Le 7 janvier 1947, le trio allemand formé par Cop, Herold et Schade partent du camp supérieur pour l’assaut final– Schade l’abandonnera à 6.800 m.s.n.m.-. A 17 heures, ils arrivent à la crête en direction de la cime Sud. A mi-chemin, ils trouvent le squelette d’un guanaco, dissimulé derrière les rochers. A partir de cette époque, cette arête est connue sous le nom de Filo del Guanaco.

Un groupe d’alpinistes anglais présente le projet de faire monter à la cime une tour démontable de 40 mètres, qui permettrait, à ceux qui le désiraient, d’atteindre les derniers 7.000 m.s.n.m. par un escalier. Cette idée n’a été jamais entreprise.

Au début de la saison estivale de 1971, César Pérez Tudela d’origine espagnole et Walter Bonatti d’origine italienne, faisant partie de la même équipe d’ascension,

arrivent séparément au sommet de l’Aconcagua. C’est Tudela qui nous le raconte : “Pendant 5 jours j’ai été perdu dans la montagne; je suis descendu par le flanc Est, j’ai eu faim, soif et des hallucinations durant mon retour mouvementé, ce qui m’a provoqué des nécroses aux mains et au nez. Cela s’est produit car j’ai prétendu minimiser les effets du climat et de l’altitude Je suis descendu …je tombais, je me cognais et je me jetais sur la neige dans mon somnambulisme. Je n’étais pas à Mendoza, mais en Espagne, je dirigeais une des expéditions de sauvetage en montagne; je causais avec mes amis imaginaires qui m’encourageaient, les hélicoptères sillonnaient mes rêves et c’est ça ce qui m’a aidé à ne pas me sentir tout seul”. Déjà en Espagne, Tudela a pris connaissance du récit peu favorable à propos de lui et de l’ascension qu’il avait fait en solitaire, par son co- équipier italien, Walter Bonatti. À ce moment-là, il prend la decision de revenir à Mendoza. En février 1972, avec son visage encore marqué, il a grimpé tout seul l’Aconcagua et pour dissiper les doutes sur cette ascension, il a cambriolé le livre du sommet et l’a porté au vieux continent.

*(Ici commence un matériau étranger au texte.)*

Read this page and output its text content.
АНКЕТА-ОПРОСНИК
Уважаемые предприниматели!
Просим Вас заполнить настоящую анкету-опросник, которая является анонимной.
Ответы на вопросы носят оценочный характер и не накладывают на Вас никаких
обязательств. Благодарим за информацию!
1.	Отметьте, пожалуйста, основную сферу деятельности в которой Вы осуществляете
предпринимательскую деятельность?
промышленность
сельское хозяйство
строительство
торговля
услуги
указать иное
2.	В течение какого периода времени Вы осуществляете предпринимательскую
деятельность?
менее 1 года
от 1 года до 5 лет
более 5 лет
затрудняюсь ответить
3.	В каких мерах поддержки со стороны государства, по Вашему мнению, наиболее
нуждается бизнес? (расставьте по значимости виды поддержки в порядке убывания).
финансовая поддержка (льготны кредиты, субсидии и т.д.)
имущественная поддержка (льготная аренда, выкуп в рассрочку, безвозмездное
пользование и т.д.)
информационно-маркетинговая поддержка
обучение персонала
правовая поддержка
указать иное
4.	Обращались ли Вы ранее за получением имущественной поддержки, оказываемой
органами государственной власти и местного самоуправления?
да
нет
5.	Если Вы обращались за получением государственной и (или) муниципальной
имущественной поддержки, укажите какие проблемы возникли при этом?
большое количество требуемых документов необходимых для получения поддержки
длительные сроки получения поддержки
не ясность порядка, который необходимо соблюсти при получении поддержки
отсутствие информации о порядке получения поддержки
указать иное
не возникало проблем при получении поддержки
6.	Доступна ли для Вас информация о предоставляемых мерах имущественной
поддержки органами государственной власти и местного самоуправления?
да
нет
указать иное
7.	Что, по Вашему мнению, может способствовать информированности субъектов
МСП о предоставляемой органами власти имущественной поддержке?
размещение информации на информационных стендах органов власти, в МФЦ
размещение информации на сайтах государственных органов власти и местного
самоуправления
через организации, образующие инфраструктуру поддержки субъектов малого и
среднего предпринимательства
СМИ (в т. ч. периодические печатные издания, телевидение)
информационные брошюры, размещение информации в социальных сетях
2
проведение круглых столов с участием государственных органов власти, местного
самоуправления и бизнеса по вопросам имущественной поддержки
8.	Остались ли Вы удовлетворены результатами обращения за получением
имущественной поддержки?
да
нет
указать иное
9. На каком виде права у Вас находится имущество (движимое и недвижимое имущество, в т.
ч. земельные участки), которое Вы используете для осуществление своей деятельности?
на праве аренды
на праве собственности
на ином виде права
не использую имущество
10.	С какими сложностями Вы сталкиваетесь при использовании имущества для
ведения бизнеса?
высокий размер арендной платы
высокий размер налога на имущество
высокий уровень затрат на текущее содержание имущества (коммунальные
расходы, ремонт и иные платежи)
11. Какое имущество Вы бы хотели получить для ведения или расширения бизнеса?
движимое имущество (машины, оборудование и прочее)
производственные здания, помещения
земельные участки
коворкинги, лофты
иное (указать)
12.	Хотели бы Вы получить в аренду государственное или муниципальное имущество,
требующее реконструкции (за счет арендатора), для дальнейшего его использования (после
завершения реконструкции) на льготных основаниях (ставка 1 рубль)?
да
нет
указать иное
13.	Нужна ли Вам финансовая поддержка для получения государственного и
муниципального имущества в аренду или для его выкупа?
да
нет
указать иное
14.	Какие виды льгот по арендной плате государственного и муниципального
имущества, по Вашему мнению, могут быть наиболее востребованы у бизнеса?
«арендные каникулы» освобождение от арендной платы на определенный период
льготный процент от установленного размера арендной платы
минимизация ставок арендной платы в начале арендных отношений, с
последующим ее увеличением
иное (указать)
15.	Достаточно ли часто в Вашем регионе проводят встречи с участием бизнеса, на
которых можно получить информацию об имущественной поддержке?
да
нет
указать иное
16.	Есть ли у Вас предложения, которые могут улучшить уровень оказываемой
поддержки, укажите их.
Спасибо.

Il voulait apporter la preuve qu’il était arrivé au sommet. Plus tard, il expliquera tout dans une lettre publiée dans un hebdomadaire espagnol, avec l’intitulé Pido perdón a los Montañeros (Je demande pardon aux alpinistes). Par la suite, le livre a été rendu par voie diplomatique.

En 1982, Norman Croucher Obe un Anglais, handicapé âgé de 40 ans, (aidé de jambes orthopédiques) atteint 5.300 mètres par la route Nord.

Jordan Romero à 14 ans devient en 2008 l’escaladeur le plus jeune de l’histoire de l’Aconcagua.

Pendant la saison 1985/86 arrive d’Espagne l’alpiniste Fernando Garrido avec l’objectif de battre le record de permanence en hauteur. Il devra faire face aux problèmes du manque d’oxygène, aux vents violents de 200 kilomètres/heure et aux températures inférieures à 60 dégrés en dessou de zero. L’alpiniste espagnol restera pendant 66 jours au sommet et c’est ainsi qu’il battra le record mondial de survie.

En 1994, un couple allemand porte dans son sac-à-dos, sa petite fille de deux ans, Joana Rotk, jusqu’à Plaza de Mulas. Ils seront obligés à descendre par ordre Judiciaire.